Most lime producers went out of business in the early 1900s as new and larger industrial kilns were constructed and Portland cement was introduced from Europe. The Flood kiln ceased operation around 1906, and the site was abandoned and fell into disrepair. The ruins of the kiln were rediscovered and its significance realized in the early 1970s. The site was restored in 1999.
Parking for the Lime Kiln Trail is just off of Moodie Drive. P10 is a smaller parking lot, with space for about thirty cars. There is no outhouse at the trailhead, but there is a garbage can.

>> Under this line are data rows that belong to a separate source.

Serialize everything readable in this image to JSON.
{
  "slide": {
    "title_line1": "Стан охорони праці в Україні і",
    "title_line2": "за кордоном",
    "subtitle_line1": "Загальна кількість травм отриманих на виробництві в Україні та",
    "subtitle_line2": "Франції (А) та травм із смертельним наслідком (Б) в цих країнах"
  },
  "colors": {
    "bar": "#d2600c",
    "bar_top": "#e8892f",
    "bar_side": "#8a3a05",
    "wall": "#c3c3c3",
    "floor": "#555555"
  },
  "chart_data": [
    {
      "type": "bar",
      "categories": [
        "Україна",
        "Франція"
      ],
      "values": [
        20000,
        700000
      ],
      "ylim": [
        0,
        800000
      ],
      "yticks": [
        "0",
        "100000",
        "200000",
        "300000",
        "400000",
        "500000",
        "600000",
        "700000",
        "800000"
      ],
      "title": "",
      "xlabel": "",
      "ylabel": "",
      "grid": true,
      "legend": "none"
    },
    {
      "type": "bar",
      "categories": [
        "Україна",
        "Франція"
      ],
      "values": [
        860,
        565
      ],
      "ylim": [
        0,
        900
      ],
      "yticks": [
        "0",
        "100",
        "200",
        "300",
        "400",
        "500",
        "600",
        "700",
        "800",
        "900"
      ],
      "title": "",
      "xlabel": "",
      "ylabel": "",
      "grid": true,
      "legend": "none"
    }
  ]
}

The Flood Lime Kiln Ruins occupy a place on the Lime Kiln Trail about 640 meters from the parking area next to Moodie Drive. The trail the entire way there is wide, well groomed, and very easy to follow. If you’re new to hiking, or have little ones with you, a walk out to the ruins and back would make for a great 1.4k out and back hike.
Since Moodie rd is so far from our house and there are 3 trails in the general area, I didn’t want to burn the children’s energy too early into our adventure.

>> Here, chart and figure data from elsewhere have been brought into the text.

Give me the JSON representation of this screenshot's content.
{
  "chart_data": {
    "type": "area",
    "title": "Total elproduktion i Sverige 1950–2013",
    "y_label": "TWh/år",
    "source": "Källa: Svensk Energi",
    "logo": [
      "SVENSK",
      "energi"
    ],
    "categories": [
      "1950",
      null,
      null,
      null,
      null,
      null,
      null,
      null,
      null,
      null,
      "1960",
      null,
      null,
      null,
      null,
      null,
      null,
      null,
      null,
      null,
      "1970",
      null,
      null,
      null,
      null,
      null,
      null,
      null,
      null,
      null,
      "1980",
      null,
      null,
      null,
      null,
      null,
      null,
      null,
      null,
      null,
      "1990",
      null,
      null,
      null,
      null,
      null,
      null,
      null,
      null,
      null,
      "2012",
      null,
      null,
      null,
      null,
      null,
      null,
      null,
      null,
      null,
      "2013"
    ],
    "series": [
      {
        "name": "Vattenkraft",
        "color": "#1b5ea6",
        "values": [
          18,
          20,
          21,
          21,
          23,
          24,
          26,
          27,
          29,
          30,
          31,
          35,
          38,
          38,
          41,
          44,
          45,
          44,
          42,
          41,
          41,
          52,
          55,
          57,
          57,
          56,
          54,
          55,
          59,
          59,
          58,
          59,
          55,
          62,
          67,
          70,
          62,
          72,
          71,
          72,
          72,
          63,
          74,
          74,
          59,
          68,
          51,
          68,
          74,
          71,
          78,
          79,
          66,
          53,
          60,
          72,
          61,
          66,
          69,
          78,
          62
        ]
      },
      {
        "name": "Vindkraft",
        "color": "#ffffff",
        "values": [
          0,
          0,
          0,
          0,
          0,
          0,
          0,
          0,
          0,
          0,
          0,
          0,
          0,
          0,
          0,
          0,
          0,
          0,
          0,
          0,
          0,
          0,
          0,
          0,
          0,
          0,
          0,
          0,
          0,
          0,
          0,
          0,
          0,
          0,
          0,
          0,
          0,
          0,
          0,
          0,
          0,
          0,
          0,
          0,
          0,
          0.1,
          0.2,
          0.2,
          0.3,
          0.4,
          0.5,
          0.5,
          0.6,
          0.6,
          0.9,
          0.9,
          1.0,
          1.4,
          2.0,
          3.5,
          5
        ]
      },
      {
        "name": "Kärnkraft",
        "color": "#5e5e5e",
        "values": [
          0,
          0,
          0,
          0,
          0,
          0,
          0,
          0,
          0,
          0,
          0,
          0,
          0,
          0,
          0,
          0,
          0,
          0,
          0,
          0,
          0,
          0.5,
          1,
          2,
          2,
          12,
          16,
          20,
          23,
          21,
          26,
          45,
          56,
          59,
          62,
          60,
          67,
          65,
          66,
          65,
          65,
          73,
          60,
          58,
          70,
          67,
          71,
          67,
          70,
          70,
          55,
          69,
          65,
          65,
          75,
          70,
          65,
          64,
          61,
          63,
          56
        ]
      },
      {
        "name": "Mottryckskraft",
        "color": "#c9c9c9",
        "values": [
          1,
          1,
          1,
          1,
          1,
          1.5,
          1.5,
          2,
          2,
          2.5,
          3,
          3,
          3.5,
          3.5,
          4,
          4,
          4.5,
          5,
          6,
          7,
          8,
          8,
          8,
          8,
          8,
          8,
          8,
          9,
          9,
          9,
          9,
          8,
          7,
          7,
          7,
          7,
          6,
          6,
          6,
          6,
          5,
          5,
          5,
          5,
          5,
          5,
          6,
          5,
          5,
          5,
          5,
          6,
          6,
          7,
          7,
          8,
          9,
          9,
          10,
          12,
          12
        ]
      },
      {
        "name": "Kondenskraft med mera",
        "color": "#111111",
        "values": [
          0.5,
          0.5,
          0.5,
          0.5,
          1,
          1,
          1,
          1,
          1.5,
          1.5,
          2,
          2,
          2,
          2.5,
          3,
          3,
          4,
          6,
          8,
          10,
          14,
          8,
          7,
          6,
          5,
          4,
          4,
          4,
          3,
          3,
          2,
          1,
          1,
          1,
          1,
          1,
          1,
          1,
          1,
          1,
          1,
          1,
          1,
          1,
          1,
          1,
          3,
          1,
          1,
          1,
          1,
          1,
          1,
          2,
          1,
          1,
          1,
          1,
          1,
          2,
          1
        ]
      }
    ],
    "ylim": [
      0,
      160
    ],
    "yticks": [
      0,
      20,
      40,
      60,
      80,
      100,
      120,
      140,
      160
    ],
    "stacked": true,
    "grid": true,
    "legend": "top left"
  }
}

We reached the ruins and quickly turned around to drive to the next trail’s parking lot. A bit of a cop out on my part but I quickly lost the girl-child to crying and the need for more snacks so I’m sorry-not-sorry that we didn’t do the whole trail.

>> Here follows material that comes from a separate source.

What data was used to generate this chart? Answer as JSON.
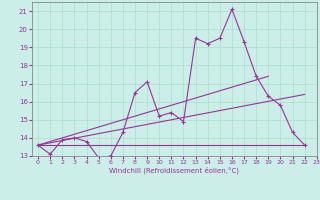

I do intend on coming back with just the older child. He is much more outdoorsy and loves taking pictures with me.
Connections to Beaver Trail
Not far passed the ruins, you will have the option of turning right or going straight on NCC25. Straight is a long way around but both will eventually connect you to NCC28, which is the mainline of Beaver Trail. You will also have the option of staying on NCC25, turning into Rideau Trail towards Stony Swamp NCC24. These trials make up the bulk of the Ottawa Green Belt Trails.
The whole trail comes to 6.3 km or roughly 1.5 hours walk.